The image of the squalor and the two ramshackle rooms that is the whole of Sukumar’s sombre universe hits hard. In an almost Brechtian alienation, the director transforms the socio-economic turbulence of the decadent post-Naxalite era into a canvas for critical engagement.

We notice the way that language is transposed to fit the natural milieu that the characters inhabit. In an interview with Henri Micciolo, Ray admitted to having experimented with an unrefined, coarse vocabulary for the first time in Jana Aranya.

We watch as Sukumar discovers a bunch of young men gaping through an open window. He rushes in, finds his sister, Kauna, hooking on her brassiere in front of the window, bangs it shut and smacks her on the face.
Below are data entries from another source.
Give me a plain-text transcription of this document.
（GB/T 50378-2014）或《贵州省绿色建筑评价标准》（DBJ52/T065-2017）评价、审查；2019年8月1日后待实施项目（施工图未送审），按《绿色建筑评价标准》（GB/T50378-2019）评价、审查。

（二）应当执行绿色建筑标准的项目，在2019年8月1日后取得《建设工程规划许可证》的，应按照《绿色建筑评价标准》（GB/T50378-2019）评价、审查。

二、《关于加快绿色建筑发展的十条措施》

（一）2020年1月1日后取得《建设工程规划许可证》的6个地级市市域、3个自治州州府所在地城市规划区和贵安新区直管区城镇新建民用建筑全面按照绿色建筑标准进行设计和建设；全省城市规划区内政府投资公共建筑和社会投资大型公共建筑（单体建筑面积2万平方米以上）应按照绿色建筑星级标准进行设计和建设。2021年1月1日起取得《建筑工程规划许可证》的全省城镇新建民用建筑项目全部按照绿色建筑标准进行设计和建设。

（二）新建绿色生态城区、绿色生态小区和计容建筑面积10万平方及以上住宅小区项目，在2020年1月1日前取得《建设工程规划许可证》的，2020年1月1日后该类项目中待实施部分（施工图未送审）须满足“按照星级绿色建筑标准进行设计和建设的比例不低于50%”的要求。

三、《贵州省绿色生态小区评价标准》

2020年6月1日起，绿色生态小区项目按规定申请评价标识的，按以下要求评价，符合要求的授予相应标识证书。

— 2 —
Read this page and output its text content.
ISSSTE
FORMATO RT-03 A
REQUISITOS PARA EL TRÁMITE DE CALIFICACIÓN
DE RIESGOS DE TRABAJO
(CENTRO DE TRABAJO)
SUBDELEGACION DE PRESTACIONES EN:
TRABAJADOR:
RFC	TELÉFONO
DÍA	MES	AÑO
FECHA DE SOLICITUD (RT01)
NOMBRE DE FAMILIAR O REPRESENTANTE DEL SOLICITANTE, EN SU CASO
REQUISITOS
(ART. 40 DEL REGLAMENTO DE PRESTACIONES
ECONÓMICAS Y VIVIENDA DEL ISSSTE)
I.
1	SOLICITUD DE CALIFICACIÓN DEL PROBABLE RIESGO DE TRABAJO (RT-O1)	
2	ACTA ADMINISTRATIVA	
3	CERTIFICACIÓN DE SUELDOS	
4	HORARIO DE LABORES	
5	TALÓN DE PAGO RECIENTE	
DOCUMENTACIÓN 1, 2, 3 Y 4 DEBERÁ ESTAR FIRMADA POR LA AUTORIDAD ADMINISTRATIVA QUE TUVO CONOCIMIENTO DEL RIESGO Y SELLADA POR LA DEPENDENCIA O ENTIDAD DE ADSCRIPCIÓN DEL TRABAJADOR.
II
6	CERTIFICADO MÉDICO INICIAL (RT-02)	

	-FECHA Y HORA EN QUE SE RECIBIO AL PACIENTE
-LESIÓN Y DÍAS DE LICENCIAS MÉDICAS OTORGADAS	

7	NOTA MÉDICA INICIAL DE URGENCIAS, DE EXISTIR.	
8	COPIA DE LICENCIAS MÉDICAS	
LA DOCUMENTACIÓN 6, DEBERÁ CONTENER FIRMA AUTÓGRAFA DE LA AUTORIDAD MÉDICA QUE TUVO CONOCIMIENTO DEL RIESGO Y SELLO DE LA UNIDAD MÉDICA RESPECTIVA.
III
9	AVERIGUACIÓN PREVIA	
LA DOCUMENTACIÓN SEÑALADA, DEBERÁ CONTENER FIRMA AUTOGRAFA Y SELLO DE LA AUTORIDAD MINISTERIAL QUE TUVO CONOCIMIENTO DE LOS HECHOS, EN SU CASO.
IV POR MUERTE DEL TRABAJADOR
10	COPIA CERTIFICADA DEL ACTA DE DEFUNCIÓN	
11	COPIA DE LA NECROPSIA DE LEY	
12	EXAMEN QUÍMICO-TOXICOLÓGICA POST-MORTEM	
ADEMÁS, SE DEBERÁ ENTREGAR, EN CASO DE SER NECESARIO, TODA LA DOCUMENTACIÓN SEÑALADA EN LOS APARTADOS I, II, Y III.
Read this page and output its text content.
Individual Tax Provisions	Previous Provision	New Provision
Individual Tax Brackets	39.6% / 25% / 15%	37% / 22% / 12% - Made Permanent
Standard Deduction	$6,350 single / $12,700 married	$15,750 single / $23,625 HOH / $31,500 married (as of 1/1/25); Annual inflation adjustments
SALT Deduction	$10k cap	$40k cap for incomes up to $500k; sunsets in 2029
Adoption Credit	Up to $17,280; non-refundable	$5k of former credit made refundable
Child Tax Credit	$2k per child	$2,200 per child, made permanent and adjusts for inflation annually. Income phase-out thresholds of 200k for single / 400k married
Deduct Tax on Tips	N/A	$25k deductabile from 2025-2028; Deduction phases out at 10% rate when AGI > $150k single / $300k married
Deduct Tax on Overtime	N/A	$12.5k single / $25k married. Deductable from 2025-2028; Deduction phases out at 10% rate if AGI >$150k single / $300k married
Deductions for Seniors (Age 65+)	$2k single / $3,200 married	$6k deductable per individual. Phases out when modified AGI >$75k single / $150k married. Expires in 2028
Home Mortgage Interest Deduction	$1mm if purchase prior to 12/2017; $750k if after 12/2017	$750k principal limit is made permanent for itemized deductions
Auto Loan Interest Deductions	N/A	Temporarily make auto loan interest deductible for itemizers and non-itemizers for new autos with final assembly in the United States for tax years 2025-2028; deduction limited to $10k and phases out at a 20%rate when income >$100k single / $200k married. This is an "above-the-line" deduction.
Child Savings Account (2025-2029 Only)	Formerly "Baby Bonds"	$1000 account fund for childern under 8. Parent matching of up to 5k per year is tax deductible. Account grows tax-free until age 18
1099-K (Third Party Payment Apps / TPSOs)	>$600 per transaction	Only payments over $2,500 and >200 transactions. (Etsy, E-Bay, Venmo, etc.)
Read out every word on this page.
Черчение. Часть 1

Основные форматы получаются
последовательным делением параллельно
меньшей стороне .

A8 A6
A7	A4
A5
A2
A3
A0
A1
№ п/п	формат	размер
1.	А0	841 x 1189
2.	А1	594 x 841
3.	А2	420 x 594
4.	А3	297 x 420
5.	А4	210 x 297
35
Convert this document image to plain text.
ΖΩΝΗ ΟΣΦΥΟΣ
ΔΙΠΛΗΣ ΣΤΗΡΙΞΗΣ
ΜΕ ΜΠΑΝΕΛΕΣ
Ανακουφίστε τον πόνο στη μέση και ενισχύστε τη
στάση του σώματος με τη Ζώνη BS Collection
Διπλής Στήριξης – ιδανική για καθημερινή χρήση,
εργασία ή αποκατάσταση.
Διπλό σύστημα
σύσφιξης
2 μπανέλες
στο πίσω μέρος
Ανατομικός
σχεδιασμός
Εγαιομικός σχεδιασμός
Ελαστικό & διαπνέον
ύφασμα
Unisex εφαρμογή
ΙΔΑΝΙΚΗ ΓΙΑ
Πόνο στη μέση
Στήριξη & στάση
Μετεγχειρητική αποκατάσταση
–Giving those boys a show, are we?

Kauna retorts angrily.

–It’s dark outside. How should I know who’s watching?

Ray’s Kauna, who turns to prostitution soon after, comments on the darkness that engulfs the world outside.

–Sometimes I wish I could just buzz off to the moon.

Sukumar’s silent cry for help punctures the ribs in a fierce spurt of blood.

Somnath’s first meeting with ‘public relations man’ Natabar Mitter (Robi Ghose, a Ray staple) happens at his own newly acquired desk in the office space he shares with multiple other men. In this slippery, dog-eats-dog world of business, Natabar hides his crafty self behind a lopsided smile; in his own words–“Natabar Mitter doesn’t allow grass to grow under his feet”.

Time plays a crucial role in the narrative. Natabar’s digital watch anticipates a fast-paced universe where time never stands still. In Somnath’s world, time is a double-edged sword. On his way to find a suitable escort for his client, Somnath asks Natabar grimly, “What’s the time?” As he buries himself deeper in moral vicissitudes, he forgets his watch–a gift from his sister-in-law (Lily Chakrabarty), a symbol of everything that is pure and right.

When Somnath realises that the only way to clinch a deal that could change the trajectory of his life is by pimping himself out, Natabar assures him, “I’ll get you the goods. All you have to do is deliver it safely to him at the agreed-upon hour.” The ‘goods’ are for Somnath’s client who ‘suffers’ a polio-stricken wife at home. The rotting fabric of the 1970s society, hailed in Bengal as the decade of liberation, calls out to Somnath. It is Natabar that helps him cross over.

Moments before finding out that he was escorting Sukumar’s sister, Kauna, to spend the night with his client, Somnath, ends up in the shady premises of a commercial school, doubling up as joint for a prostitution racket. The gatekeeper sets aside his reading of The Ramayana and runs to meet Natabar. He assures him of some fresh, young ‘goods’ if only he could wait a few minutes.

When Somnath’s gaze falls in the cab on Kauna, who professionally calls herself Juthika, there is stunned silence.

–You just need the money, right?… I won’t take you to the hotel, Kauna.

–My name is Juthika.

–Listen to me, Kauna…

–My name is Juthika.

Is Kauna, then, the toughest character in the film?

Upon returning home, amidst a baffling interplay of light and dark, Somnath finds his father seated in his customary armchair in the modest verandah of the house.

–It’s done, Baba…The deal. It’s come through.

The old man’s tired face breaks into a slow, jubilant smile; he sighs deeply as relief washes over him.

–Finally!…After all this time…

With the corner of his dhoti, he wipes his eyes.

The darkness has turned to stone. We see Somnath disappearing inside the jaws of pitch blackness as it gulps him up whole.

The writer is Professor Emeritus, University of Calcutta.